For followers of Friedman, Greenspan’s policy of keeping interest rates too low for too long was sure to lead to trouble. By happy chance, the person in charge of the Fed when the economy finally ran off the rails was Bernanke, a distinguished student of the Great Depression and a Friedman disciple. At a conference on the occasion of Friedman’s 90th birthday in 2002, Bernanke said to Freidman and Schwartz: “Regarding the Great Depression, you’re right. We [the Fed] did it. We’re very sorry. But, thanks to you, we won’t do it again.”
Bernanke seemed like the right man at the right time, and his response to the financial turmoil was to follow Friedman’s advice and open the faucets wide, pumping money into the system through “quantitative easing” that provided long-term low interest rates to bolster business confidence. But Bernanke’s actions, while they followed Friedman’s advice to the letter, have brought opprobrium on the Fed chairman from his erstwhile conservative supporters.
Indeed, despite their frequent invocations of Friedman, conservatives have long since abandoned the principles of his Chicago School remedies in favor of more stern solutions advocated by Austrian economists Ludwig von Mises and Friedrich Hayek. They want to reduce the size of the state as fast as possible by slashing government spending, paying off public debt quickly, cutting taxes and removing regulations from business.
Faced with a lifeless economy, would Friedman have taken Obama’s lead in demanding from Congress a new Keynesian spending stimulus? Unlikely. Friedman thought big government was economically inefficient and stood in the way of the private sector. He was “in favor of cutting taxes under any circumstances and for any excuse, for any reason, whenever it’s possible” because “the only effective way I think to hold [public spending] down is to hold down the amount of income the government has.”
But his devotion to cutting taxes is not enough for today’s conservatives, who have adopted a near-nihilistic view of the state. Friedman believed that the Fed has a right to manage the national economy and, contrary to Romney’s oversimplified depiction, that government has a role in making markets operate fairly. “The existence of a free market does not of course eliminate the need for government,” he wrote. “On the contrary, government is essential both as a forum for determining the ‘rules of the game’ and as an umpire to interpret and enforce the rules decided on.”
Today, Friedman has been left out in the cold.

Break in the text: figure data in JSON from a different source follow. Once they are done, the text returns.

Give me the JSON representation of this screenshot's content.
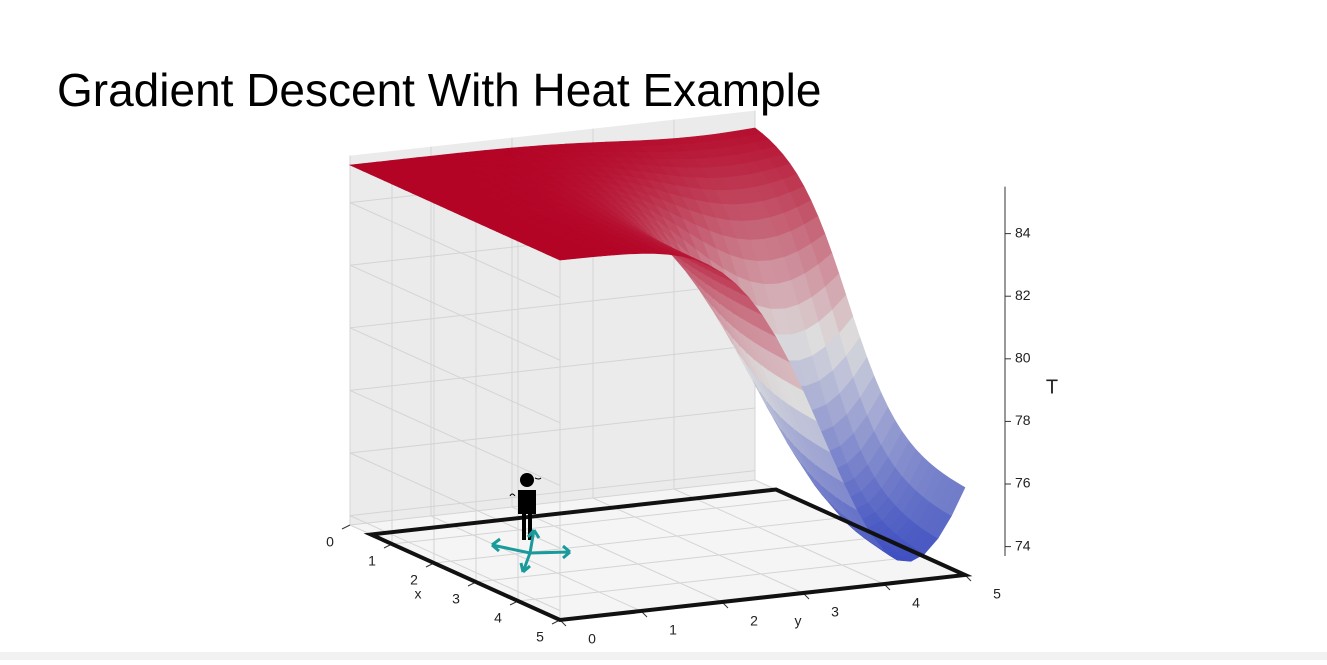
{
  "chart_data": {
    "type": "surface3d",
    "title": "Gradient Descent With Heat Example",
    "xlabel": "x",
    "ylabel": "y",
    "zlabel": "T",
    "xlim": [
      0,
      5
    ],
    "xticks": [
      0,
      1,
      2,
      3,
      4,
      5
    ],
    "ylim": [
      0,
      5
    ],
    "yticks": [
      0,
      1,
      2,
      3,
      4,
      5
    ],
    "zlim": [
      73.7,
      85.5
    ],
    "zticks": [
      74,
      76,
      78,
      80,
      82,
      84
    ],
    "grid": true
  }
}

His belief in an ordered, managed economy through interest rates runs counter to prevailing conservative orthodoxies. It was his certainty — and the wit with which he delivered his message — that helped popularize his views around the globe. But the fact that he did not adopt absolutist positions on the size of the state and the evils of government has made his true views irrelevant among those he used to lead.
George Shultz, an economist and a former secretary of labor, Treasury and state, once joked that “everybody loves to argue with Milton, particularly when he isn’t there.” Alas, now that Friedman is truly gone, it seems that no one cares to grapple with his vision anymore.
Nicholas Wapshott is the author of “Keynes Hayek: The Clash That Defined Modern Economics.”